Should 16 year olds be allowed to vote?

I pose this question because Labour has announced they will be going into the next election promising exactly this, no doubt under the assumption that young people like myself are inclined to lean towards the Left (not that they represent any such notion).

I suspect, even if you are around 16, that your answer to this question is a resounding no. I wouldn’t trust my 16 year old brother to lay the dinner-table. Is allowing him a say in who governs our country really a good idea?

The argument against the notion is clear enough. At 16 or 17 years old an individual is believed to be too irresponsible to influence decisions that affect the entire population. Furthermore, it is fair to say that most have no real interest or knowledge in politics at this age, so their involvement would run the risk of skewing elections to reflect a somehow ill-informed result. Many would see this extension of the franchise as a discredit to the serious world of politics. One would expect parties to ‘dumb-down’ their campaigns (it probably wouldn’t hurt), or even try and invade the teenage-orientated media scene. Imagine if the likes of One Direction decided to publicise their support for a certain party – one would fear a significant fraction of their 16 and 17 year old fan-base mimicking the alliance baselessly. A worse-case scenario yet would be attempts to vote someone like One Direction, or the Monster Raving Loony Party, into government for the “lols”. The case against is a strong one. Yet I find myself somehow disagreeing.

Are 16 year olds really as irresponsible as we make out? They can already in this country have sex, and marry with parental consent. You might argue that these are personal responsibilities, and that voting is different because it affects the population. Well then, what about the fact they can join the army with parental consent at 16? Surely defending our country is a responsibility that affects us all? Today there are youths who are willing to die for our country but they are not allowed a say in how it is governed. There are also 16 and 17 year olds who have left school and started earning enough to pay taxes – but they are not allowed a say in how their contributions are spent.

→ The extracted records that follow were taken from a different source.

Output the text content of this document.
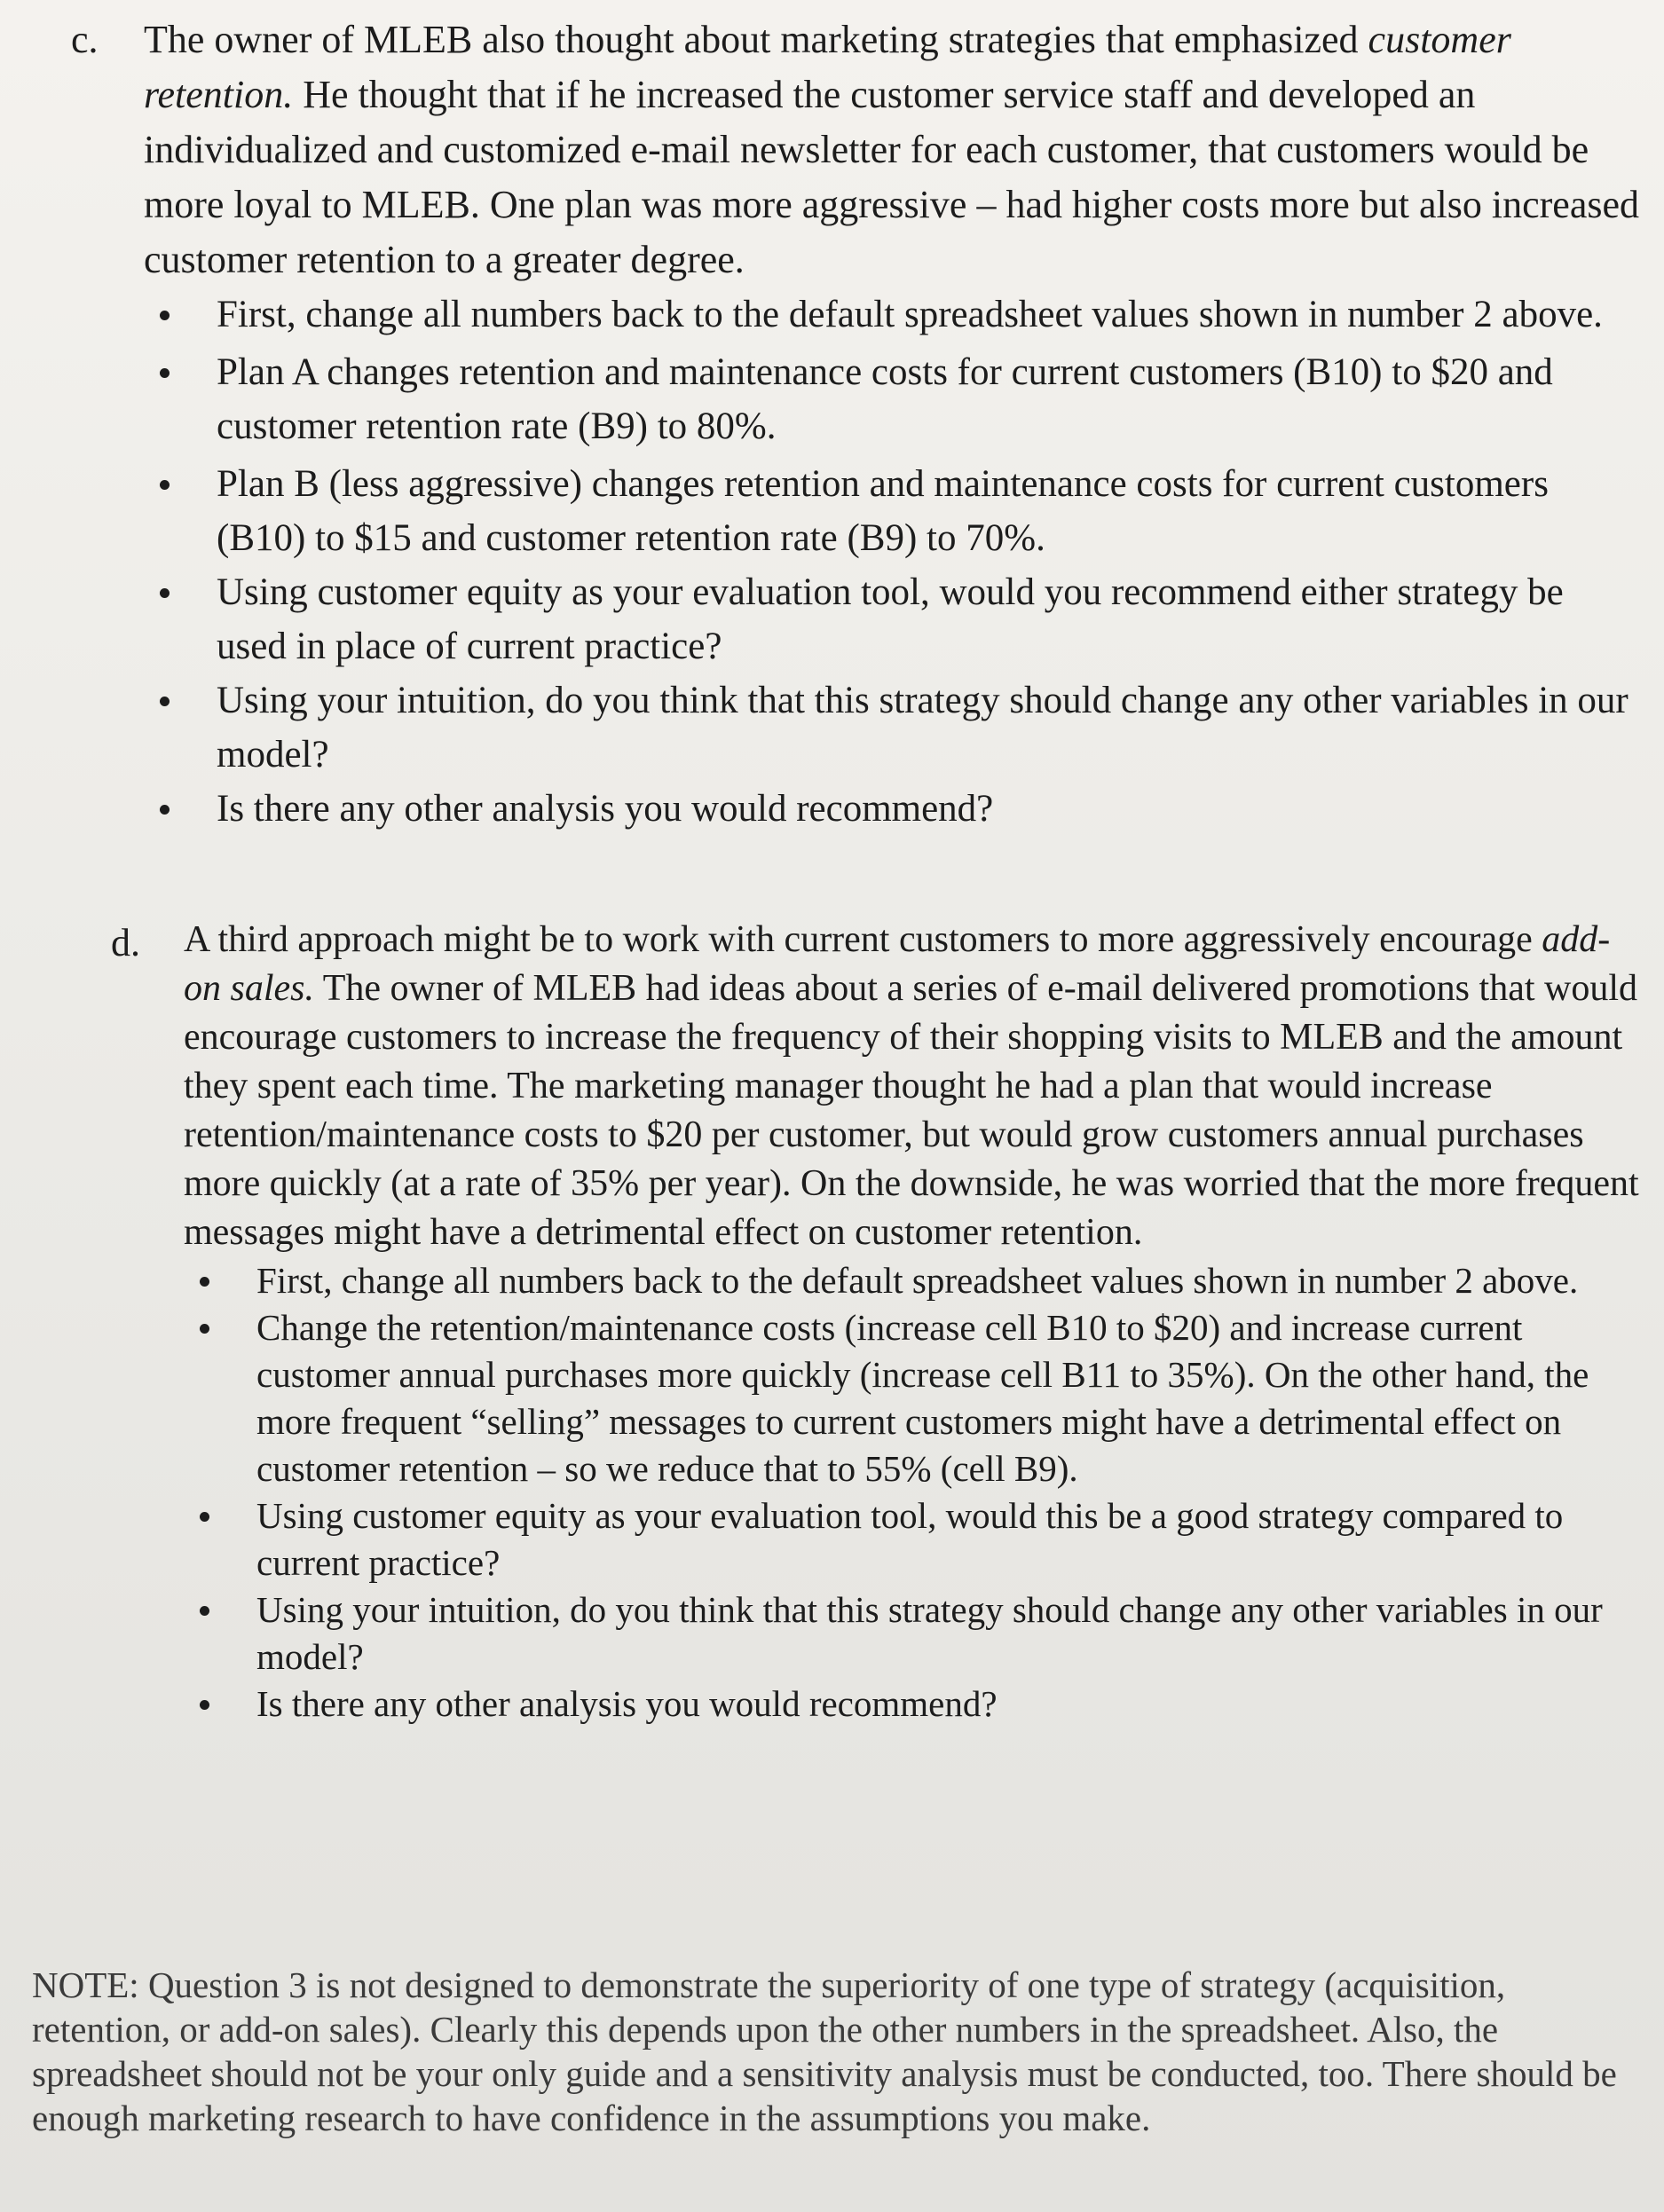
c. The owner of MLEB also thought about marketing strategies that emphasized customer retention. He thought that if he increased the customer service staff and developed an individualized and customized e-mail newsletter for each customer, that customers would be more loyal to MLEB. One plan was more aggressive – had higher costs more but also increased customer retention to a greater degree.

First, change all numbers back to the default spreadsheet values shown in number 2 above.
Plan A changes retention and maintenance costs for current customers (B10) to $20 and customer retention rate (B9) to 80%.
Plan B (less aggressive) changes retention and maintenance costs for current customers (B10) to $15 and customer retention rate (B9) to 70%.
Using customer equity as your evaluation tool, would you recommend either strategy be used in place of current practice?
Using your intuition, do you think that this strategy should change any other variables in our model?
Is there any other analysis you would recommend?
d. A third approach might be to work with current customers to more aggressively encourage add-on sales. The owner of MLEB had ideas about a series of e-mail delivered promotions that would encourage customers to increase the frequency of their shopping visits to MLEB and the amount they spent each time. The marketing manager thought he had a plan that would increase retention/maintenance costs to $20 per customer, but would grow customers annual purchases more quickly (at a rate of 35% per year). On the downside, he was worried that the more frequent messages might have a detrimental effect on customer retention.

First, change all numbers back to the default spreadsheet values shown in number 2 above.
Change the retention/maintenance costs (increase cell B10 to $20) and increase current customer annual purchases more quickly (increase cell B11 to 35%). On the other hand, the more frequent “selling” messages to current customers might have a detrimental effect on customer retention – so we reduce that to 55% (cell B9).
Using customer equity as your evaluation tool, would this be a good strategy compared to current practice?
Using your intuition, do you think that this strategy should change any other variables in our model?
Is there any other analysis you would recommend?

NOTE: Question 3 is not designed to demonstrate the superiority of one type of strategy (acquisition, retention, or add-on sales). Clearly this depends upon the other numbers in the spreadsheet. Also, the spreadsheet should not be your only guide and a sensitivity analysis must be conducted, too. There should be enough marketing research to have confidence in the assumptions you make.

Then there comes the generalised objection that they have no real interest in politics anyway and would not be knowledgeable enough to make an informed vote. Thinking back to 16 year old me and my peers (or even me now), I don’t think this is too unfair. But I would argue that, seeing as only 65% of registered voters bothered in 2010, there are plenty of adults who can be summarised, and even would describe themselves, as the same. And they are allowed to vote. In an ideal democracy only those who were knowledgeable about politics would vote – true – and under ideal conditions this would be everyone. However, this is not the case, and it never will be, so to exclude 16 and 17 year olds on this basis is an empty argument. Education nowadays is gradually increasing political awareness, but acceptingly not enough is being done. 16 and 17 year olds should be granted the right to vote, taught why they should want to, and also the skills needed to process the information that will influence their decisions. Then they wouldn’t grow up into adults who unconditionally, for a lifetime, give their vote to the same party their parents did with no further justification.

While I have voiced my support for Labour’s plans to extend the franchise, I must condemn the Shadow Lord Chancellor’s suggestion (a pretty cool title) that perhaps voting should be made compulsory for teenagers entering the electorate for the first time. After some research, I was shocked to learn that many countries – including Australia, Argentina and Brazil – already have a nationwide compulsory voting system. This seems to me to fundamentally violate freedom of speech, as an obligation to voice an opinion should be criticised for being as repressive as an obligation to stay silent. If you make it compulsory for teenagers, or anyone, to vote then you are prompting many to vote randomly, which completely defeats the principle of democracy.

Should 16 year olds be allowed to vote? Against my initial reaction, I say yes. And to be honest, when the voting options are as bleak as ours are at the moment, I think the age of the people ticking the boxes is the least of our worries. But what do you think?